Whilst reading a series of discussion papers collated by Conciliation Resources (A UK-based charity committed to conflict resolution in various parts of the globe) entitled ‘Jammu and Kashmir – Trade across the Line of Control’ over the weekend, one cannot help feeling a mixture of emotion and exasperation at the abundance of evidence indicating an insatiable desire on the part of State citizens to meet, trade and an underlying emotion to re-build historical bonds. Exasperation converts to sheer frustration when studying the structural impediments imposed by India and Pakistan in light of – what can only be described – as their respective compulsions of national identity. It seems as if the possibility of Kashmiris abandoning the Manichean mantra taught by either nation state would dissolve their respective stances into insignificance. Limiting what is humane, natural and imperative vis a vis cross LOC movement is not just tragic but criminal.

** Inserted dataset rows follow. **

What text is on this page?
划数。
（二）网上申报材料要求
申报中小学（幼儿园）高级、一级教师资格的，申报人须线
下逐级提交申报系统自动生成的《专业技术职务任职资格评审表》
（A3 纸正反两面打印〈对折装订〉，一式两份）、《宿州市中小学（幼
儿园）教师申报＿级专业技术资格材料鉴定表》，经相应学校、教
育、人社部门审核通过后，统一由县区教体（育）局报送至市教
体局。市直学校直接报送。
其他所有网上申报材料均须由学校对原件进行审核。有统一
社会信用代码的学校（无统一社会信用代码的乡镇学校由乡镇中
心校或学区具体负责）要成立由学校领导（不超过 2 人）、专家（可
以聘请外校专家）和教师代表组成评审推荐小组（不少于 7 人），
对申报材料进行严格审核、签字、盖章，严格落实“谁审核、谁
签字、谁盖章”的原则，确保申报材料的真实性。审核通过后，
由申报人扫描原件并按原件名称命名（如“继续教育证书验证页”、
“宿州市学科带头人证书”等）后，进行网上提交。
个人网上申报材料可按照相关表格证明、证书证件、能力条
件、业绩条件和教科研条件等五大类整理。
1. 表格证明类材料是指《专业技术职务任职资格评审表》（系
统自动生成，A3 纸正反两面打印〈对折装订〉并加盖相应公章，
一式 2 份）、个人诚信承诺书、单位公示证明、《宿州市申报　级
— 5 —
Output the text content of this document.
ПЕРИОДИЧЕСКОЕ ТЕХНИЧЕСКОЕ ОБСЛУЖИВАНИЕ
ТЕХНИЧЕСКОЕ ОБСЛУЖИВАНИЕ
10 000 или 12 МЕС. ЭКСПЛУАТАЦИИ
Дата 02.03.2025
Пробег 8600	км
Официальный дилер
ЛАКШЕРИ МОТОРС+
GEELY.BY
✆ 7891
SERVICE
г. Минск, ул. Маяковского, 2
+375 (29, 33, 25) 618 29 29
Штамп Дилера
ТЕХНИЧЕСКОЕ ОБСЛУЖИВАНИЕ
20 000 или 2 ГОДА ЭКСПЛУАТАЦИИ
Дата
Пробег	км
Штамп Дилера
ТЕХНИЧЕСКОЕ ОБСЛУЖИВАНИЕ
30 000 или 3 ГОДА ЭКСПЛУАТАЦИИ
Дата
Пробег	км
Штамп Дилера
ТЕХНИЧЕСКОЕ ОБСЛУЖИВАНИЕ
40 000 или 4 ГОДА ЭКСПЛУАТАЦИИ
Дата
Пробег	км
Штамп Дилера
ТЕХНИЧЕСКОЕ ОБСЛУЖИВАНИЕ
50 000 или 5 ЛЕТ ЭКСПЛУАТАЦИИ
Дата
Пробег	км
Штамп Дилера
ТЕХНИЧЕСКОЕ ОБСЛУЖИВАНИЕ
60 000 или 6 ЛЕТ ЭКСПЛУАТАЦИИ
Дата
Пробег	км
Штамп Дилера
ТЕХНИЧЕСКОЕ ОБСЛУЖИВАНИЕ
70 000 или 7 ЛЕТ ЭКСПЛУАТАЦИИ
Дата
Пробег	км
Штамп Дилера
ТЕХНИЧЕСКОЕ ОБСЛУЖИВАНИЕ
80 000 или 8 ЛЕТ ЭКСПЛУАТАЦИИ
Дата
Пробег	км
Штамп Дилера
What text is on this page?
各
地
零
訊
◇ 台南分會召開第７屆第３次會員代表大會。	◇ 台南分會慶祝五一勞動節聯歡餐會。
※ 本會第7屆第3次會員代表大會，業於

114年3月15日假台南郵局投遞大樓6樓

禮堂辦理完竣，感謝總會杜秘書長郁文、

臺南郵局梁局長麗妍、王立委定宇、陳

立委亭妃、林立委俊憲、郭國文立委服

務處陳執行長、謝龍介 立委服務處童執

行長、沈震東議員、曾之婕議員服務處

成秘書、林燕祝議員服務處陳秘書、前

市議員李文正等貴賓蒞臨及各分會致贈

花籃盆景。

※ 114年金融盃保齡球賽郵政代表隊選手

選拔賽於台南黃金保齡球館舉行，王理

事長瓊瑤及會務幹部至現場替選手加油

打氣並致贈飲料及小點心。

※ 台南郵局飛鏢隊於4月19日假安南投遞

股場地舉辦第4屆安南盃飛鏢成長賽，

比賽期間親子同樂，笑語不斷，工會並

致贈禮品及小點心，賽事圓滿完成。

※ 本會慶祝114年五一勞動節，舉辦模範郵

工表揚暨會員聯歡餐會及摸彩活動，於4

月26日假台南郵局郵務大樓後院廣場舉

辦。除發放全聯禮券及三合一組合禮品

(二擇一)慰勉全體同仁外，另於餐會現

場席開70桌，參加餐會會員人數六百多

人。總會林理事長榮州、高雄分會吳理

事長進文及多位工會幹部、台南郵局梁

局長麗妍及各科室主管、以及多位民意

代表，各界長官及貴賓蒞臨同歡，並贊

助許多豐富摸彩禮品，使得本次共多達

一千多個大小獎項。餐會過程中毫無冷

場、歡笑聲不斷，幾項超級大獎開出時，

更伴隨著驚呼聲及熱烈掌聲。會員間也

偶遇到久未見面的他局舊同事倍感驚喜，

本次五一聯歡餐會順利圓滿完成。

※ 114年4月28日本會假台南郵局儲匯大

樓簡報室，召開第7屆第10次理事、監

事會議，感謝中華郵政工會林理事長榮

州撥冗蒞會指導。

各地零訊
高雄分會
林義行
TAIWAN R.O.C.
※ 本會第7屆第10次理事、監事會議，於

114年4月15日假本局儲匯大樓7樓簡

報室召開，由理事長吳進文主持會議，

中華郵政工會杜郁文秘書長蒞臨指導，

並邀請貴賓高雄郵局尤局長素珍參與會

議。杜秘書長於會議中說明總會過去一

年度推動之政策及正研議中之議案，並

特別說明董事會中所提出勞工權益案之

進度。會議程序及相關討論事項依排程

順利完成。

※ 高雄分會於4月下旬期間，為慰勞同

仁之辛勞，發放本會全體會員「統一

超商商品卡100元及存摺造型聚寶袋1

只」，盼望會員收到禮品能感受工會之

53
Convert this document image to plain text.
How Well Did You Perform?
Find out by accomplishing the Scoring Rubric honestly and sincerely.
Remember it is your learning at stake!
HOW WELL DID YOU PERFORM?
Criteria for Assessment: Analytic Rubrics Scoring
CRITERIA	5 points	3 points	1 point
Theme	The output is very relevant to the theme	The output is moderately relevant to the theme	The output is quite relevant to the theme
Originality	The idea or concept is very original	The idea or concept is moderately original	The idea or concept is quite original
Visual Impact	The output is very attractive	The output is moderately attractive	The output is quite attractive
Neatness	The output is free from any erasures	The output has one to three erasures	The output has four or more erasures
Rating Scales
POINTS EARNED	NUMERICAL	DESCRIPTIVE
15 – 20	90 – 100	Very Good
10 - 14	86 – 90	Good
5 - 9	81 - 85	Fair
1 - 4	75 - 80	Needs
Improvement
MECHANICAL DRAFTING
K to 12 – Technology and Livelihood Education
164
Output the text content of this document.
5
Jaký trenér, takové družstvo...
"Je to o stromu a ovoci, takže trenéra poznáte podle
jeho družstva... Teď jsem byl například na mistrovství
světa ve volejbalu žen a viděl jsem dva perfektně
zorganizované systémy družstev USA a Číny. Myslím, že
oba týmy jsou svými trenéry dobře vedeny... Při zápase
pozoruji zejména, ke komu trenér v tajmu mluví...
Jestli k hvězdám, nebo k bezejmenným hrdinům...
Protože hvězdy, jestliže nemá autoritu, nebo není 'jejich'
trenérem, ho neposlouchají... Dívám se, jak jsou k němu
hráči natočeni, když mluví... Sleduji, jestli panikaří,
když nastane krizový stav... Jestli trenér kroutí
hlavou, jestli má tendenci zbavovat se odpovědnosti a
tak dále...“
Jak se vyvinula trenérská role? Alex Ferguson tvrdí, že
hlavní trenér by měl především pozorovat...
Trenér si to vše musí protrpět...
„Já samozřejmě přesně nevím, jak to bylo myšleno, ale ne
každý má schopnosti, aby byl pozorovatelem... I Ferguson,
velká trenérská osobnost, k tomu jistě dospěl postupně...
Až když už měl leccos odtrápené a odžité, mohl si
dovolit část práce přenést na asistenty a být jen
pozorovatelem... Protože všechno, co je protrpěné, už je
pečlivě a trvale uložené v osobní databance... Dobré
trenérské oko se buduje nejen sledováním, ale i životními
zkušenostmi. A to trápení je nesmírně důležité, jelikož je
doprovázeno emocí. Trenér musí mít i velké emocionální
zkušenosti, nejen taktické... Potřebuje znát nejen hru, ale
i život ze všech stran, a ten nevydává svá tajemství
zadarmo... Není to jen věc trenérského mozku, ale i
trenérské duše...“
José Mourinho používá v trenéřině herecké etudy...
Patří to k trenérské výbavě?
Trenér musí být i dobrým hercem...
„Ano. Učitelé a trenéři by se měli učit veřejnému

Since 1947, such has been the suffocation that activists on either side blindly followed the ‘azaadi’ ideal without regard to civil society development, alternative mechanisms for governance, a heavily restricted economic environment and peppered by holding out the communal card as and when deemed opportune; has brought us collectively to a default position barely indistinguishable from where we stood post October 1947.
No doubt there has been a noticeable increase in boldness and brashness, mainly exhibited by the facebook/twitter/youtube generation. It needs to be bolstered by recognising the socio-economic needs of Kashmiri society and tempered by a sensible approach to the requirements of governance. In Pakistani-administered Kashmir, this approach is far from reaching wide-spread acceptance. Much of what is publicly discussed either revolves around the actions or inactions of political figures in the region or stretches out into the wider world to discuss a figure or phenomenon of global significance. What is generally written in urdu newpapers or discussed on private TV channels is relentlessly paroded in the bazaar. Failing to make a direct connection between their local issues and governance is an abject hurdle to progress.
Meanwhile, the Valley of Kashmir which has by far endured the highest number of casualties has also made the furthest in-roads to change. It is also arguably the most technologically equipped region in the State. Much of what is written here would and hopefully does make more sense there compared to this side of the divide.